France | France, Conseil d'État, 1ère chambre, 09 avril 2020, 428366


Vu la procédure suivante :

Par une requête, enregistrée le 22 février 2019 au secrétariat du contentieux du Conseil d'Etat, la Confédération intersyndicale de défense et d'union nationale d'action des travailleurs indépendants (CIDUNATI) demande au Conseil d'Etat :

1°) d'annuler pour excès de pouvoir le décret n° 2018-1215 du 24 décembre 2018 relatif à la liste des organisations procédant aux premières désignations au sein du Conseil de la protection sociale des travailleurs indépendants et l'arrêté du 27 décembre 2018 portant nomination des membres de l'ass

emblée générale du Conseil de la protection sociale des travailleurs indépendants...

Vu la procédure suivante :

Par une requête, enregistrée le 22 février 2019 au secrétariat du contentieux du Conseil d'Etat, la Confédération intersyndicale de défense et d'union nationale d'action des travailleurs indépendants (CIDUNATI) demande au Conseil d'Etat :

1°) d'annuler pour excès de pouvoir le décret n° 2018-1215 du 24 décembre 2018 relatif à la liste des organisations procédant aux premières désignations au sein du Conseil de la protection sociale des travailleurs indépendants et l'arrêté du 27 décembre 2018 portant nomination des membres de l'assemblée générale du Conseil de la protection sociale des travailleurs indépendants ;

2°) de mettre à la charge de l'Etat la somme de 5 000 euros au titre de l'article L. 761-1 du code de justice administrative.
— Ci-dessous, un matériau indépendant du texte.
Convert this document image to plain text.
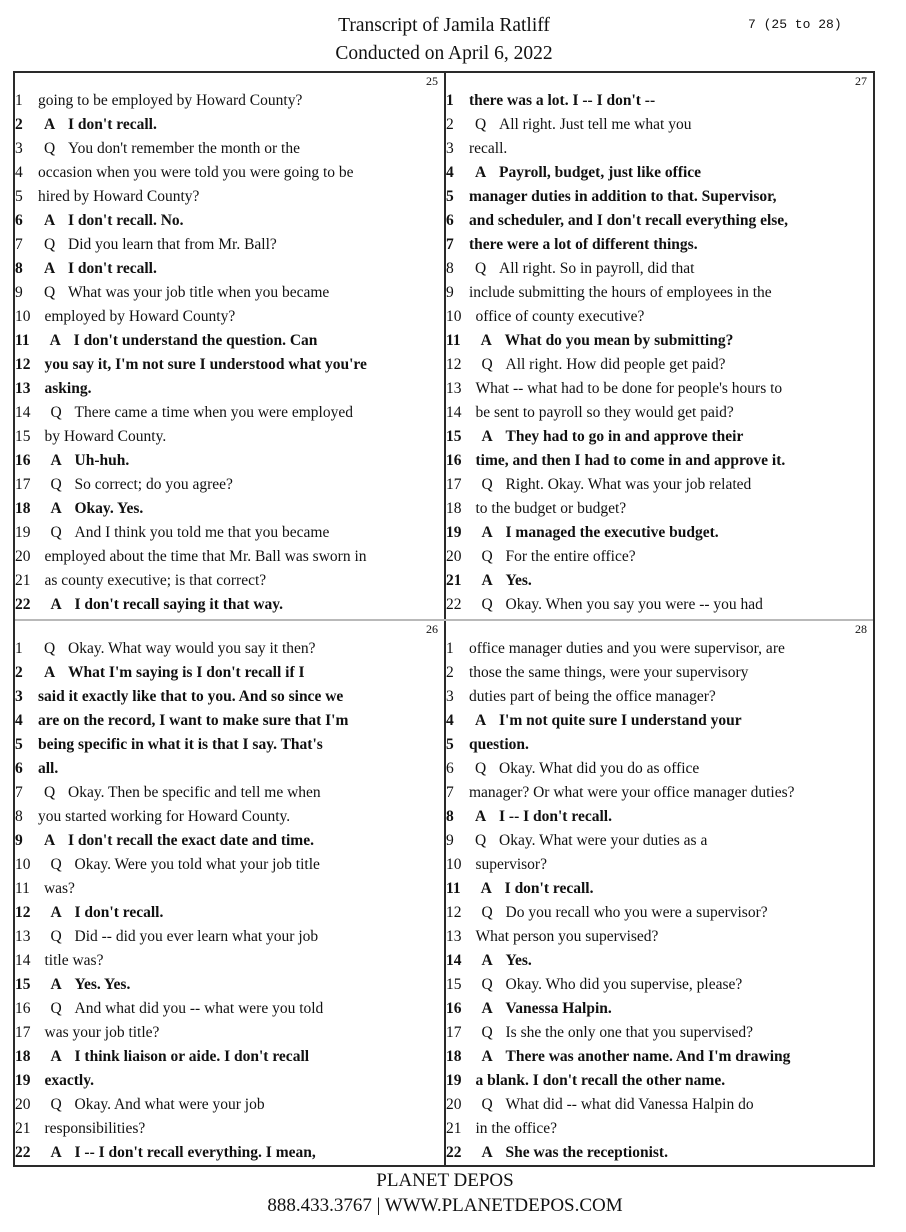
Transcript of Jamila Ratliff
Conducted on April 6, 2022
7 (25 to 28)
25
1 going to be employed by Howard County?
2 A I don't recall.
3 Q You don't remember the month or the
4 occasion when you were told you were going to be
5 hired by Howard County?
6 A I don't recall. No.
7 Q Did you learn that from Mr. Ball?
8 A I don't recall.
9 Q What was your job title when you became
10 employed by Howard County?
11 A I don't understand the question. Can
12 you say it, I'm not sure I understood what you're
13 asking.
14 Q There came a time when you were employed
15 by Howard County.
16 A Uh-huh.
17 Q So correct; do you agree?
18 A Okay. Yes.
19 Q And I think you told me that you became
20 employed about the time that Mr. Ball was sworn in
21 as county executive; is that correct?
22 A I don't recall saying it that way.
27
1 there was a lot. I -- I don't --
2 Q All right. Just tell me what you
3 recall.
4 A Payroll, budget, just like office
5 manager duties in addition to that. Supervisor,
6 and scheduler, and I don't recall everything else,
7 there were a lot of different things.
8 Q All right. So in payroll, did that
9 include submitting the hours of employees in the
10 office of county executive?
11 A What do you mean by submitting?
12 Q All right. How did people get paid?
13 What -- what had to be done for people's hours to
14 be sent to payroll so they would get paid?
15 A They had to go in and approve their
16 time, and then I had to come in and approve it.
17 Q Right. Okay. What was your job related
18 to the budget or budget?
19 A I managed the executive budget.
20 Q For the entire office?
21 A Yes.
22 Q Okay. When you say you were -- you had
26
1 Q Okay. What way would you say it then?
2 A What I'm saying is I don't recall if I
3 said it exactly like that to you. And so since we
4 are on the record, I want to make sure that I'm
5 being specific in what it is that I say. That's
6 all.
7 Q Okay. Then be specific and tell me when
8 you started working for Howard County.
9 A I don't recall the exact date and time.
10 Q Okay. Were you told what your job title
11 was?
12 A I don't recall.
13 Q Did -- did you ever learn what your job
14 title was?
15 A Yes. Yes.
16 Q And what did you -- what were you told
17 was your job title?
18 A I think liaison or aide. I don't recall
19 exactly.
20 Q Okay. And what were your job
21 responsibilities?
22 A I -- I don't recall everything. I mean,
28
1 office manager duties and you were supervisor, are
2 those the same things, were your supervisory
3 duties part of being the office manager?
4 A I'm not quite sure I understand your
5 question.
6 Q Okay. What did you do as office
7 manager? Or what were your office manager duties?
8 A I -- I don't recall.
9 Q Okay. What were your duties as a
10 supervisor?
11 A I don't recall.
12 Q Do you recall who you were a supervisor?
13 What person you supervised?
14 A Yes.
15 Q Okay. Who did you supervise, please?
16 A Vanessa Halpin.
17 Q Is she the only one that you supervised?
18 A There was another name. And I'm drawing
19 a blank. I don't recall the other name.
20 Q What did -- what did Vanessa Halpin do
21 in the office?
22 A She was the receptionist.
PLANET DEPOS
888.433.3767 | WWW.PLANETDEPOS.COM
Vu les autres pièces du dossier ;

Vu :

- le code de la sécurité sociale ;

- le code du travail ;

- la loi n° 2017-1836 du 30 décembre 2017 ;

- le code de justice administrative et l'ordonnance n° 2020-305 du 25 mars 2020 ;

Après avoir entendu en séance publique :

- le rapport de Mme Cécile Chaduteau-Monplaisir, maître des requêtes,

- les conclusions de M. Vincent Villette, rapporteur public ;

Considérant ce qui suit :

Sur le cadre du litige :

1. Le Conseil de la protection sociale des travailleurs indépendants est un organisme de droit privé doté de la personnalité morale, créé par la loi du 30 décembre 2017 de financement de la sécurité sociale pour 2018. En vertu de l'article L. 612-1 du code de la sécurité sociale, il a notamment pour rôle " de piloter le régime complémentaire d'assurance vieillesse obligatoire et le régime invalidité-décès des travailleurs indépendants et la gestion du patrimoine y afférent ", lesquels, à la différence de l'assurance maladie et maternité et de l'assurance vieillesse de ces assurés sociaux, ne sont pas transférés par cette loi du régime social des indépendant, qu'elle supprime, aux organismes du régime général de sécurité sociale. L'article L. 612-2 du code de la sécurité sociale prévoit que le Conseil de la protection sociale des travailleurs indépendants est doté d'une assemblée générale délibérante et d'un directeur nommé par arrêté des ministres chargés de la sécurité sociale et du budget et dispose d'instances régionales, dont il anime, coordonne et contrôle l'action.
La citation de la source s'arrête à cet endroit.